In this assignment, I worked with a Travel Expense Report showing daily spending for meals, hotels, and transport across two cities: San Jose and Seattle. The dataset is untidy because it uses section headers as city labels, mixes raw data with subtotals, and includes total rows that do not represent actual observations. The goal was to tidy the dataset, transform it into a structured format, and calculate the total and average expenses by city.
To start, I loaded the libraries used for organizing, transforming, and analyzing the data.
library(tidyverse)
I recreated the dataset in wide format to match the structure of the original report. This table represents the daily meal, hotel, and transport expenses for each city. It serves as the untidy data source that will be cleaned and transformed for analysis.
travel <- data.frame(
City = c("San Jose", "San Jose", "Seattle", "Seattle"),
Date = c("25-Aug-97", "26-Aug-97", "27-Aug-97", "28-Aug-97"),
Meals = c(37.74, 27.28, 96.25, 35.00),
Hotels = c(112.00, 112.00, 109.00, 109.00),
Transport = c(45.00, 45.00, 36.00, 36.00)
)
travel
## City Date Meals Hotels Transport
## 1 San Jose 25-Aug-97 37.74 112 45
## 2 San Jose 26-Aug-97 27.28 112 45
## 3 Seattle 27-Aug-97 96.25 109 36
## 4 Seattle 28-Aug-97 35.00 109 36
The dataset was already close to tidy, but I made sure all columns were in the correct format. I converted the Date column into a proper date format and verified that all numeric columns were recognized correctly. This step ensured the dataset was clean and ready for analysis.
travel <- travel %>%
mutate(Date = as.Date(Date, format = "%d-%b-%y"))
str(travel)
## 'data.frame': 4 obs. of 5 variables:
## $ City : chr "San Jose" "San Jose" "Seattle" "Seattle"
## $ Date : Date, format: "1997-08-25" "1997-08-26" ...
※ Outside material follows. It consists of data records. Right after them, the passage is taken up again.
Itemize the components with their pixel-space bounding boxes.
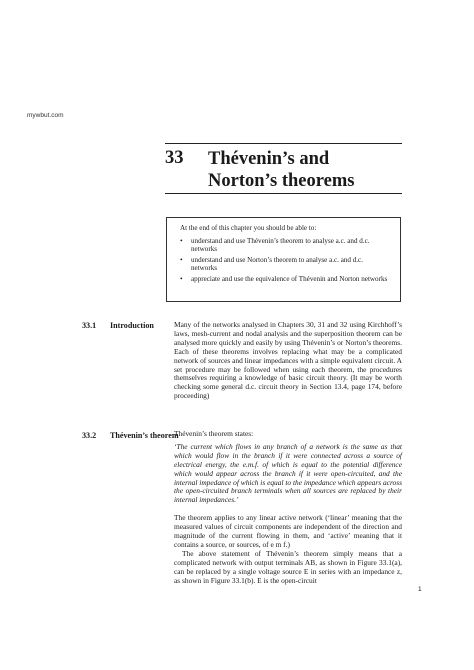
chapter-title xyxy=(208,148,354,192)
objective-item: • understand and use Thévenin’s theorem to analyse a.c. and d.c. networks xyxy=(180,237,390,254)
theorem-statement-quote: ‘The current which flows in any branch of a network is the same as that which would flow in the branch if it were connected across a source of electrical energy, the e.m.f. of which is equal to the potential difference which would appear across the branch if it were open-circuited, and the internal impedance of which is equal to the impedance which appears across the open-circuited branch terminals when all sources are replaced by their internal impedances.’ xyxy=(174,441,402,505)
section-body-thevenin xyxy=(174,430,402,586)
title-rule-bottom xyxy=(165,193,402,194)
paragraph: Many of the networks analysed in Chapters 30, 31 and 32 using Kirchhoff’s laws, mesh-current and nodal analysis and the superposition theorem can be analysed more quickly and easily by using Thévenin’s or Norton’s theorems. Each of these theorems involves replacing what may be a complicated network of sources and linear impedances with a simple equivalent circuit. A set procedure may be followed when using each theorem, the procedures themselves requiring a knowledge of basic circuit theory. (It may be worth checking some general d.c. circuit theory in Section 13.4, page 174, before proceeding) xyxy=(174,320,402,401)
section-number: 33.1 xyxy=(82,321,97,330)
chapter-title-line-2: Norton’s theorems xyxy=(208,171,355,191)
section-heading-introduction xyxy=(82,321,162,330)
paragraph: The theorem applies to any linear active network (‘linear’ meaning that the measured values of circuit components are independent of the direction and magnitude of the current flowing in them, and ‘active’ meaning that it contains a source, or sources, of e m f.) xyxy=(174,513,402,549)
section-heading-thevenin xyxy=(82,431,179,440)
title-rule-top xyxy=(165,143,402,144)
learning-objectives-box xyxy=(166,217,401,302)
chapter-number: 33 xyxy=(165,148,184,168)
section-title: Thévenin’s theorem xyxy=(110,431,179,440)
watermark: mywbut.com xyxy=(27,112,64,119)
objectives-list xyxy=(180,237,390,284)
chapter-title-line-1: Thévenin’s and xyxy=(208,149,330,169)
page-number: 1 xyxy=(418,586,422,593)
objective-item: • appreciate and use the equivalence of Thévenin and Norton networks xyxy=(180,275,390,284)
paragraph: Thévenin’s theorem states: xyxy=(174,429,254,438)
section-number: 33.2 xyxy=(82,431,97,440)
objective-item: • understand and use Norton’s theorem to analyse a.c. and d.c. networks xyxy=(180,256,390,273)
objectives-intro: At the end of this chapter you should be able to: xyxy=(180,224,317,232)
paragraph: The above statement of Thévenin’s theorem simply means that a complicated network with output terminals AB, as shown in Figure 33.1(a), can be replaced by a single voltage source E in series with an impedance z, as shown in Figure 33.1(b). E is the open-circuit xyxy=(174,548,402,585)
section-body-introduction xyxy=(174,321,402,401)
section-title: Introduction xyxy=(110,321,154,330)
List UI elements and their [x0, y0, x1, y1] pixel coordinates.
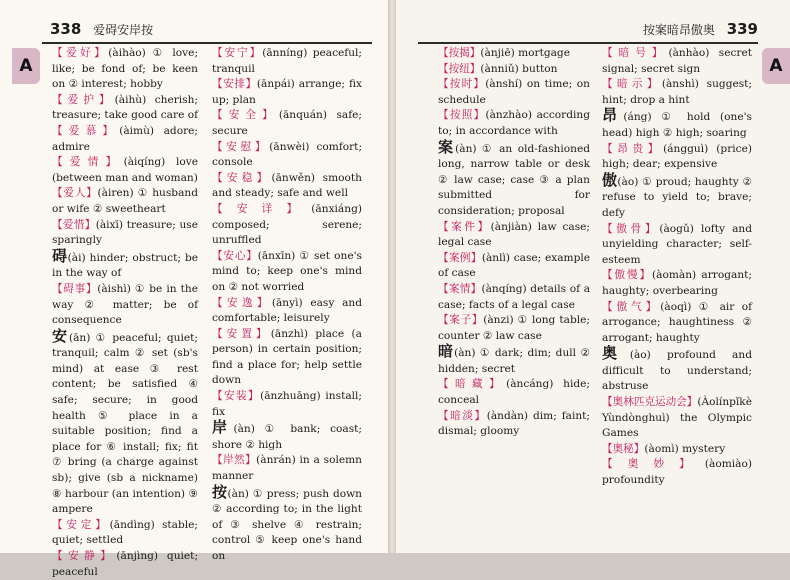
- subentry-term: 【爱惜】: [52, 218, 96, 231]
- subentry-term: 【安排】: [212, 78, 257, 91]
- definition-text: (ànshì) suggest; hint; drop a hint: [602, 78, 753, 106]
- left-page-number: 338: [50, 20, 82, 38]
- dictionary-entry: [52, 186, 198, 217]
- dictionary-entry: [438, 108, 590, 139]
- subentry-term: 【案件】: [438, 220, 491, 233]
- definition-text: (ànjiē) mortgage: [480, 47, 570, 59]
- subentry-term: 【暗示】: [602, 78, 662, 91]
- definition-text: (ānwěn) smooth and steady; safe and well: [212, 171, 362, 200]
- definition-text: (ànjiàn) law case; legal case: [438, 220, 590, 249]
- dictionary-entry: [438, 77, 590, 108]
- definition-text: (àihù) cherish; treasure; take good care of: [52, 93, 199, 122]
- subentry-term: 【安装】: [212, 390, 261, 403]
- subentry-term: 【按揭】: [438, 47, 481, 59]
- definition-text: (ānyì) easy and comfortable; leisurely: [212, 296, 362, 325]
- dictionary-entry: [602, 268, 752, 299]
- headword: 碍: [52, 246, 68, 265]
- dictionary-entry: [212, 482, 362, 565]
- definition-text: (ānníng) peaceful; tranquil: [212, 47, 362, 75]
- subentry-term: 【爱护】: [52, 93, 115, 106]
- definition-text: (àn) ① an old-fashioned long, narrow table or desk ② law case; case ③ a plan submitted for consideration; proposal: [438, 142, 590, 217]
- dictionary-entry: [52, 155, 198, 186]
- definition-text: (ànqíng) details of a case; facts of a legal case: [438, 282, 591, 311]
- right-running-header: [418, 20, 766, 42]
- subentry-term: 【安逸】: [212, 296, 272, 309]
- right-thumb-tab[interactable]: A: [762, 48, 790, 84]
- dictionary-entry: [438, 137, 590, 220]
- dictionary-entry: [602, 77, 752, 108]
- headword: 奥: [602, 344, 630, 363]
- subentry-term: 【昂贵】: [602, 142, 664, 155]
- right-page-number: 339: [726, 20, 758, 38]
- definition-text: (àn) ① bank; coast; shore ② high: [212, 423, 362, 451]
- definition-text: (ànzhào) according to; in accordance with: [438, 109, 590, 137]
- subentry-term: 【暗藏】: [438, 378, 507, 391]
- definition-text: (àncáng) hide; conceal: [438, 378, 590, 407]
- definition-text: (àn) ① press; push down ② according to; in the light of ③ shelve ④ restrain; control ⑤ keep one's hand on: [212, 487, 362, 562]
- dictionary-entry: [438, 251, 590, 282]
- subentry-term: 【傲气】: [602, 300, 661, 313]
- subentry-term: 【按时】: [438, 78, 486, 91]
- subentry-term: 【安全】: [212, 109, 279, 122]
- subentry-term: 【奥林匹克运动会】: [602, 396, 698, 409]
- headword: 昂: [602, 106, 624, 125]
- definition-text: (ān) ① peaceful; quiet; tranquil; calm ② set (sb's mind) at ease ③ rest content; be satisfied ④ safe; secure; in good health ⑤ place in a suitable position; find a place for ⑥ install; fix; fit ⑦ bring (a charge against sb); give (sb a nickname) ⑧ harbour (an intention) ⑨ ampere: [52, 331, 198, 516]
- definition-text: (ànhào) secret signal; secret sign: [602, 47, 752, 75]
- dictionary-entry: [212, 202, 362, 249]
- definition-text: (àimù) adore; admire: [52, 124, 198, 153]
- headword: 暗: [438, 342, 455, 361]
- headword: 按: [212, 482, 228, 501]
- definition-text: (ānzhuāng) install; fix: [212, 390, 362, 418]
- dictionary-entry: [438, 313, 590, 344]
- dictionary-entry: [438, 220, 590, 251]
- definition-text: (ànlì) case; example of case: [438, 251, 591, 280]
- definition-text: (ài) hinder; obstruct; be in the way of: [52, 251, 198, 280]
- dictionary-entry: [212, 453, 362, 484]
- definition-text: (ángguì) (price) high; dear; expensive: [602, 142, 753, 171]
- definition-text: (ānquán) safe; secure: [212, 109, 363, 137]
- definition-text: (āndìng) stable; quiet; settled: [52, 518, 198, 547]
- dictionary-entry: [212, 249, 362, 296]
- definition-text: (Àolínpǐkè Yùndònghuì) the Olympic Games: [602, 396, 752, 440]
- definition-text: (àihào) ① love; like; be fond of; be keen on ② interest; hobby: [52, 47, 199, 91]
- subentry-term: 【按纽】: [438, 62, 481, 75]
- dictionary-entry: [212, 327, 362, 389]
- subentry-term: 【奥妙】: [602, 458, 705, 471]
- dictionary-entry: [602, 108, 752, 141]
- dictionary-entry: [52, 93, 198, 124]
- headword: 岸: [212, 418, 234, 437]
- dictionary-entry: [52, 218, 198, 249]
- subentry-term: 【案子】: [438, 314, 484, 327]
- dictionary-entry: [602, 300, 752, 347]
- definition-text: (àiqíng) love (between man and woman): [52, 156, 198, 184]
- subentry-term: 【碍事】: [52, 282, 98, 295]
- subentry-term: 【安详】: [212, 202, 312, 215]
- dictionary-entry: [438, 409, 590, 440]
- definition-text: (ānzhì) place (a person) in certain position; find a place for; help settle down: [212, 327, 363, 387]
- definition-text: (àoqì) ① air of arrogance; haughtiness ② arrogant; haughty: [602, 300, 753, 344]
- subentry-term: 【安心】: [212, 249, 258, 262]
- dictionary-entry: [602, 457, 752, 488]
- dictionary-entry: [438, 377, 590, 408]
- dictionary-entry: [52, 326, 198, 518]
- definition-text: (ānxīn) ① set one's mind to; keep one's mind on ② not worried: [212, 249, 362, 293]
- subentry-term: 【暗淡】: [438, 409, 487, 422]
- subentry-term: 【傲骨】: [602, 222, 660, 235]
- dictionary-entry: [438, 46, 590, 62]
- left-column-2: [212, 46, 362, 565]
- dictionary-entry: [602, 346, 752, 395]
- definition-text: (àomì) mystery: [644, 442, 726, 455]
- definition-text: (ānjìng) quiet; peaceful: [52, 550, 199, 578]
- dictionary-entry: [438, 282, 590, 313]
- definition-text: (ānwèi) comfort; console: [212, 140, 363, 169]
- definition-text: (àn) ① dark; dim; dull ② hidden; secret: [438, 347, 590, 375]
- subentry-term: 【爱情】: [52, 156, 124, 169]
- subentry-term: 【安慰】: [212, 140, 270, 153]
- dictionary-entry: [602, 142, 752, 173]
- dictionary-entry: [438, 344, 590, 377]
- dictionary-entry: [52, 46, 198, 93]
- subentry-term: 【暗号】: [602, 47, 669, 59]
- right-page: [396, 0, 790, 553]
- definition-text: (ào) profound and difficult to understand; abstruse: [602, 349, 752, 393]
- dictionary-entry: [212, 296, 362, 327]
- dictionary-entry: [212, 171, 362, 202]
- subentry-term: 【岸然】: [212, 454, 257, 467]
- left-page: [0, 0, 388, 578]
- dictionary-entry: [52, 549, 198, 580]
- left-column-1: [52, 46, 198, 580]
- definition-text: (ào) ① proud; haughty ② refuse to yield to; brave; defy: [602, 175, 752, 219]
- definition-text: (ànniǔ) button: [480, 62, 558, 75]
- subentry-term: 【安静】: [52, 550, 117, 562]
- dictionary-entry: [438, 62, 590, 78]
- subentry-term: 【傲慢】: [602, 269, 652, 282]
- subentry-term: 【安定】: [52, 518, 110, 531]
- definition-text: (áng) ① hold (one's head) high ② high; soaring: [602, 111, 752, 139]
- dictionary-entry: [602, 222, 752, 269]
- dictionary-entry: [52, 518, 198, 549]
- right-column-1: [438, 46, 590, 440]
- subentry-term: 【安宁】: [212, 47, 263, 59]
- dictionary-entry: [212, 420, 362, 453]
- definition-text: (àomiào) profoundity: [602, 458, 752, 487]
- subentry-term: 【安置】: [212, 327, 271, 340]
- subentry-term: 【安稳】: [212, 171, 272, 184]
- dictionary-entry: [52, 282, 198, 329]
- definition-text: (àixī) treasure; use sparingly: [52, 218, 199, 247]
- subentry-term: 【爱慕】: [52, 124, 120, 137]
- definition-text: (àogǔ) lofty and unyielding character; self-esteem: [602, 222, 752, 266]
- subentry-term: 【奥秘】: [602, 442, 645, 455]
- left-header-chars: 爱碍安岸按: [93, 23, 154, 37]
- left-running-header: [42, 20, 370, 42]
- headword: 案: [438, 137, 456, 156]
- right-header-rule: [418, 42, 758, 44]
- definition-text: (àishì) ① be in the way ② matter; be of consequence: [52, 282, 198, 327]
- dictionary-entry: [212, 389, 362, 420]
- subentry-term: 【爱人】: [52, 187, 98, 200]
- definition-text: (ànrán) in a solemn manner: [212, 454, 363, 483]
- definition-text: (ànshí) on time; on schedule: [438, 78, 590, 106]
- dictionary-entry: [212, 140, 362, 171]
- dictionary-entry: [52, 246, 198, 282]
- dictionary-entry: [602, 442, 752, 458]
- dictionary-entry: [212, 108, 362, 139]
- definition-text: (àiren) ① husband or wife ② sweetheart: [52, 187, 198, 215]
- definition-text: (ānpái) arrange; fix up; plan: [212, 78, 362, 106]
- dictionary-entry: [212, 46, 362, 77]
- book-gutter: [388, 0, 396, 553]
- left-header-rule: [42, 42, 372, 44]
- left-thumb-tab[interactable]: A: [12, 48, 40, 84]
- subentry-term: 【案例】: [438, 251, 482, 264]
- dictionary-entry: [602, 46, 752, 77]
- headword: 傲: [602, 170, 618, 189]
- dictionary-entry: [212, 77, 362, 108]
- subentry-term: 【案情】: [438, 282, 482, 295]
- dictionary-entry: [52, 124, 198, 155]
- dictionary-entry: [602, 170, 752, 222]
- subentry-term: 【爱好】: [52, 47, 109, 59]
- definition-text: (àndàn) dim; faint; dismal; gloomy: [438, 409, 591, 438]
- dictionary-entry: [602, 395, 752, 442]
- subentry-term: 【按照】: [438, 109, 486, 122]
- right-header-chars: 按案暗昂傲奥: [642, 23, 715, 37]
- definition-text: (àomàn) arrogant; haughty; overbearing: [602, 269, 752, 297]
- right-column-2: [602, 46, 752, 489]
- headword: 安: [52, 326, 69, 345]
- definition-text: (ānxiáng) composed; serene; unruffled: [212, 202, 362, 247]
- definition-text: (ànzi) ① long table; counter ② law case: [438, 314, 590, 342]
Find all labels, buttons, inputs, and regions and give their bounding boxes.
## $ Meals : num 37.7 27.3 96.2 35
## $ Hotels : num 112 112 109 109
## $ Transport: num 45 45 36 36
Next, I summarized the total spending for each city across all categories. I calculated the total amount spent on meals, hotels, and transport for San Jose and Seattle individually, and then computed the grand total across both trips.
city_totals <- travel %>%
group_by(City) %>%
summarise(
Meals = sum(Meals),
Hotels = sum(Hotels),
Transport = sum(Transport),
Total = sum(Meals + Hotels + Transport)
)
city_totals
## # A tibble: 2 × 5
## City Meals Hotels Transport Total
## <chr> <dbl> <dbl> <dbl> <dbl>
## 1 San Jose 65.0 224 90 379.
## 2 Seattle 131. 218 72 421.
grand_total <- sum(city_totals$Total)
grand_total
## [1] 800.27
To better compare the two locations, I created a bar chart showing total spending per city. This visualization highlights that Seattle had slightly higher overall expenses than San Jose, mainly due to higher meal costs.
ggplot(city_totals, aes(x = City, y = Total, fill = City)) +
geom_col() +
labs(title = "Total Travel Expenses by City", y = "Total ($)") +
theme_minimal()
After tidying and transforming the dataset, the total travel cost was $800.27, with Seattle being slightly more expensive overall than San Jose. This exercise demonstrated how an untidy report with subtotals can be cleaned into a structured dataset ready for analysis.